だけど、僕はあまりにも無力すぎた。僕は血を流してはいけないから、訓練も出来ない。
「…ったく、あいつは何してんだよ…。」
小さく毒づく僕に、20数人の屈強な男達はじりじりと近寄ってくる。
その時だった。

    ドゴッ

 壁が大きな音を立てて、何者かによって破壊された。
「遅い。」
僕は壊れた壁の方に向かって言う。
男達は呆然としている。当然だろう、侵入は不可能だと思われた鋼鉄の壁がいとも簡単に突破されてしまったのだから。
「くはは、いいじゃん。ヒーローは遅れて登場するもんだろ?」
現れたのは、金髪の15歳くらいの少年。金色の髪をヘアーバンドで上げ、真っ赤なTシャツと、ハーフパンツというラフな出で立ちは男達を油断させるには十分な格好だった。
「な、なんだ…ビビらせやがって…。ただのガキじゃねぇか!」
「おい、やっちまえっ!!」
『ガキ』という単語に、あいつはぴくりと眉を動かした。
「あ゛ぁん?誰がガキだってぇ?だ~れ~がっ?!」
あーあ、起爆装置を踏んだか…。
「…馬鹿め。」
僕はぼそりと呟いた。

 「ったくよ~、人のことガキとか言いやがって…。そのガキに負けるてめぇらは何だっつーの。けっ、胸くそ悪ぃ…。」
そう言って、あいつは自分が伸した男うちの一人の頭を蹴り飛ばした。
「お、それでお前怪我してねぇか?」
「したよ、一箇所。」
「はぁ?!嘘だろ?!うっわ、やべー…。マジかよ~…。」
あいつはへたりと床にしゃがみ込んだ。
「うん、嘘だよ。」
「あぁ?!てめぇ!!ぶっ殺すぞ??!」
「あはは、やだなぁ。隼人は冗談が通じなくて。
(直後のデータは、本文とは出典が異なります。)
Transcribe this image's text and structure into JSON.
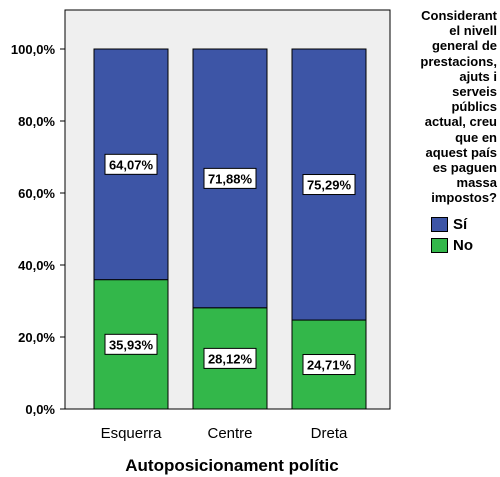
{
  "chart_data": {
    "type": "bar",
    "stacked": true,
    "categories": [
      "Esquerra",
      "Centre",
      "Dreta"
    ],
    "series": [
      {
        "name": "No",
        "color": "#33b74a",
        "values": [
          35.93,
          28.12,
          24.71
        ],
        "labels": [
          "35,93%",
          "28,12%",
          "24,71%"
        ]
      },
      {
        "name": "Sí",
        "color": "#3d55a6",
        "values": [
          64.07,
          71.88,
          75.29
        ],
        "labels": [
          "64,07%",
          "71,88%",
          "75,29%"
        ]
      }
    ],
    "xlabel": "Autoposicionament polític",
    "ylabel": "",
    "ylim": [
      0,
      100
    ],
    "yticks": [
      {
        "value": 0,
        "label": "0,0%"
      },
      {
        "value": 20,
        "label": "20,0%"
      },
      {
        "value": 40,
        "label": "40,0%"
      },
      {
        "value": 60,
        "label": "60,0%"
      },
      {
        "value": 80,
        "label": "80,0%"
      },
      {
        "value": 100,
        "label": "100,0%"
      }
    ],
    "grid": false,
    "plot_background": "#efefef",
    "legend": {
      "title": "Considerant el nivell general de prestacions, ajuts i serveis públics actual, creu que en aquest país es paguen massa impostos?",
      "title_lines": [
        "Considerant",
        "el nivell",
        "general de",
        "prestacions,",
        "ajuts i",
        "serveis",
        "públics",
        "actual, creu",
        "que en",
        "aquest país",
        "es paguen",
        "massa",
        "impostos?"
      ],
      "entries": [
        {
          "label": "Sí",
          "color": "#3d55a6"
        },
        {
          "label": "No",
          "color": "#33b74a"
        }
      ],
      "position": "right"
    }
  }
}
」
僕は立ち上がった隼人に思いっきり頭をグーで殴られた。
「痛っっ!何すんだよ?!」
「うるせぇ!正義の鉄拳じゃ!!」

 「あー、痛いなー。誰かさんの殴った所が凄く痛い。」
僕は帰り道にずっと隼人に向かって嫌味を言い続けた。
「あーもー、うるせぇよ!黙ってろ!!」
怒られた。

 こうして僕と親友との苦難の日々は続いていく。